8. Note-se que, no episódio hoje diante de nós estendido, e nunca de todo entendido, a iniciativa de fazer os discípulos entrar na barca é de Jesus (Marcos 4,35). Mas também é dito que os discípulos «pegam em Jesus, assim como estava, na barca» (Marcos 4,36). Pode passar despercebido, mas esta fantástica anotação não é uma pequena nota do diário de bordo daquela travessia marítima. Serve, antes, para nos apercebermos bem que, na verdade, é Jesus que conduz aqueles discípulos, estes discípulos, e que pega neles e em nós assim como somos, assim como estamos: impotentes, desarmados, cheios de medo!

 

9. A lição do Livro de Job, de hoje (Job 38,1.8-11), faz boa companhia à soberba página do Evangelho. Antes de mais, mostra um Deus absolutamente soberano, incontrolável, que não surge na ponta das nossas perguntas ou pedidos. É um Deus absolutamente livre, que irrompe do seio da tempestade, isto é, do seio da liberdade, como nas antigas teofanias. Não vem para responder às muitas perguntas de Job. Vem, antes, para mostrar as maravilhas da criação que nos rodeiam, e fazer-nos perguntas, para as quais não temos resposta nenhuma. Apenas a adoração e o louvor. É assim que Deus faz passar diante de Job as páginas de um álbum repleto de maravilhas impenetráveis. E Job fica maravilhado, atónito, e reconhece que nada sabe, ou que apenas sabe decifrar um ou outro fragmento deste mapa deslumbrante. Uma das páginas deste álbum, a de hoje, é dedicada ao mar, de acordo com o Evangelho. As tintas são excecionais: o ventre de que irrompe, as faixas em que é envolvido como uma criança quando nasce, as portas e ferrolhos que o seguram… Só pode tudo isto ser afazer de Deus!

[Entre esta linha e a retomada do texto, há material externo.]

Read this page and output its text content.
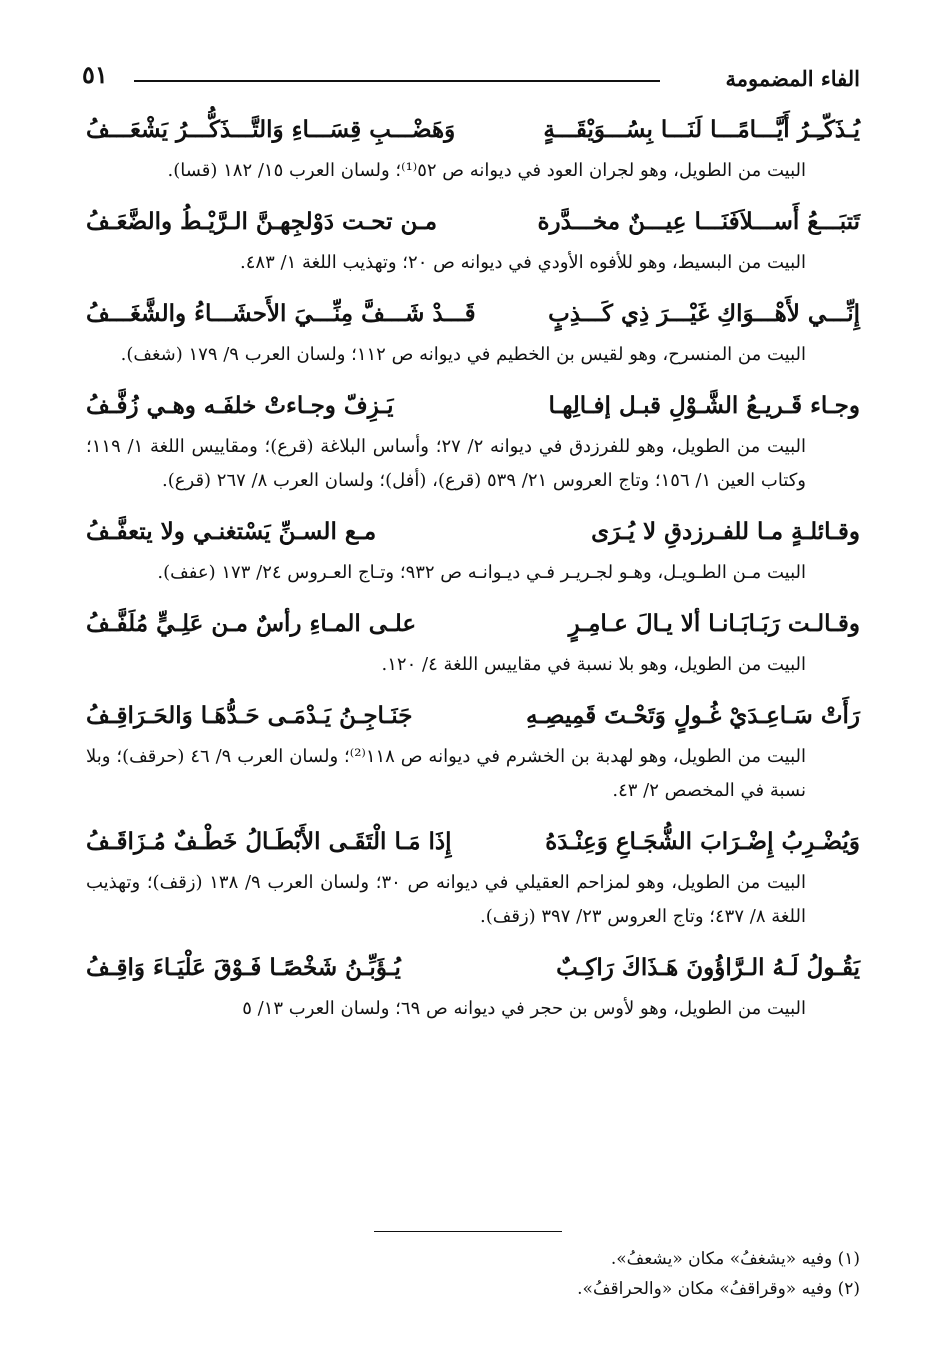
الفاء المضمومة
٥١
يُـذَكّـِـرُ أَيَّـــامًـــا لَنَـــا بِسُـــوَيْقَـــةٍ
وَهَضْـــبِ قِسَـــاءِ وَالتَّـــذَكُّـــرُ يَشْعَـــفُ
البيت من الطويل، وهو لجران العود في ديوانه ص ٥٢⁽¹⁾؛ ولسان العرب ١٥/ ١٨٢ (قسا).
تَتبَـــعُ أَســـلاَفَنَـــا عِيـــنٌ مخـــدَّرة
مـن تحـت دَوْلجِهـنَّ الـرَّيْـطُ والضَّعَـفُ
البيت من البسيط، وهو للأفوه الأودي في ديوانه ص ٢٠؛ وتهذيب اللغة ١/ ٤٨٣.
إِنِّـــي لأَهْـــوَاكِ غَيْـــرَ ذِي كَـــذِبٍ
قَـــدْ شَـــفَّ مِنِّـــيَ الأَحشَـــاءُ والشَّغَـــفُ
البيت من المنسرح، وهو لقيس بن الخطيم في ديوانه ص ١١٢؛ ولسان العرب ٩/ ١٧٩ (شغف).
وجـاء قَـريـعُ الشَّـوْلِ قبـل إفـالِهـا
يَـزِفّ وجـاءتْ خلفَـه وهـي زُفَّـفُ
البيت من الطويل، وهو للفرزدق في ديوانه ٢/ ٢٧؛ وأساس البلاغة (قرع)؛ ومقاييس اللغة ١/ ١١٩؛ وكتاب العين ١/ ١٥٦؛ وتاج العروس ٢١/ ٥٣٩ (قرع)، (أفل)؛ ولسان العرب ٨/ ٢٦٧ (قرع).
وقـائلـةٍ مـا للفـرزدقِ لا يُـرَى
مـع السـنِّ يَسْتغنـي ولا يتعفَّـفُ
البيت مـن الطـويـل، وهـو لجـريـر فـي ديـوانـه ص ٩٣٢؛ وتـاج العـروس ٢٤/ ١٧٣ (عفف).
وقـالـت رَبَـابَـانـا ألا يـالَ عـامِـرٍ
علـى المـاءِ رأسٌ مـن عَلِـيٍّ مُلَفَّـفُ
البيت من الطويل، وهو بلا نسبة في مقاييس اللغة ٤/ ١٢٠.
رَأَتْ سَـاعِـدَيْ غُـولٍ وَتَحْـتَ قَمِيصِـهِ
جَنَـاجِـنُ يَـدْمَـى حَـدُّهَـا وَالحَـرَاقِـفُ
البيت من الطويل، وهو لهدبة بن الخشرم في ديوانه ص ١١٨⁽²⁾؛ ولسان العرب ٩/ ٤٦ (حرقف)؛ وبلا نسبة في المخصص ٢/ ٤٣.
وَيُضْـرِبُ إِضْـرَابَ الشُّجَـاعِ وَعِنْـدَهُ
إِذَا مَـا الْتَقَـى الأَبْطَـالُ خَطْـفٌ مُـزَاقَـفُ
البيت من الطويل، وهو لمزاحم العقيلي في ديوانه ص ٣٠؛ ولسان العرب ٩/ ١٣٨ (زقف)؛ وتهذيب اللغة ٨/ ٤٣٧؛ وتاج العروس ٢٣/ ٣٩٧ (زقف).
يَقُـولُ لَـهُ الـرَّاؤُونَ هَـذَاكَ رَاكِـبٌ
يُـؤَبِّـنُ شَخْصًـا فَـوْقَ عَلْيَـاءَ وَاقِـفُ
البيت من الطويل، وهو لأوس بن حجر في ديوانه ص ٦٩؛ ولسان العرب ١٣/ ٥
(١) وفيه «يشغفُ» مكان «يشعفُ».
(٢) وفيه «وقراقفُ» مكان «والحراقفُ».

10. E aí está S. Paulo na Segunda Carta aos Coríntios (5,14-17), que continuamos a ter a graça de escutar. A chave da vida de Paulo e da nossa é o amor de Cristo por nós, que deve desencadear em nós o nosso amor por Cristo, de modo a vivermos, não já para nós mesmos, em clave egoísta, egocêntrica e autorreferencial, mas para Cristo que por nós morreu e ressuscitou. E aí está uma nova e bela criatura, nascida da graça, chamada a dar graças.

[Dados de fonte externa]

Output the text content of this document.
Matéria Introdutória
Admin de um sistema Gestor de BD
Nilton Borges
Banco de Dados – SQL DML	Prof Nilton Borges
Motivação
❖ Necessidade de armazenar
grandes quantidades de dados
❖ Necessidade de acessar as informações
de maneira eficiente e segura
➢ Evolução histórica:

11. Hoje temos a graça de sermos postos a cantar o Salmo 107, que, na sua estrutura, se apresenta como que composto por quatro ex-votos de pessoas libertadas no meio das diferentes dificuldades que as assolavam. O primeiro ex-voto é de um viajante que se perde e é salvo no deserto (vv. 4-9). O segundo vem de um prisioneiro, salvo das cadeias que o oprimiam (vv. 10-16). O terceiro vem de um doente libertado das suas dores e da morte (vv. 17-22). O quarto e o mais original, que será a parte cantada hoje, vem de um marinheiro libertado no meio de uma tempestade. De forma significativa, Santo Agostinho, na sua exegese espiritual e alegórica, aplica esta última parte do Salmo aos timoneiros da barca da Igreja, isto é, aos pastores que, diz ele, «quanto mais honras têm, mais perigos têm». E eu digo: é de ter a peito esta leitura sapiencial e profunda, que perfura a superfície das coisas, e nos deixa ocupados num sério exame de consciência. Diga-se ainda que o Salmo apresenta duas palavras dominantes: uma é a hesed divina, o amor de Deus sempre fiel; a outra é a tôdah humana, a humana gratidão a Deus pelos seus feitos maravilhosos em nosso favor. As duas formam um belo abraço.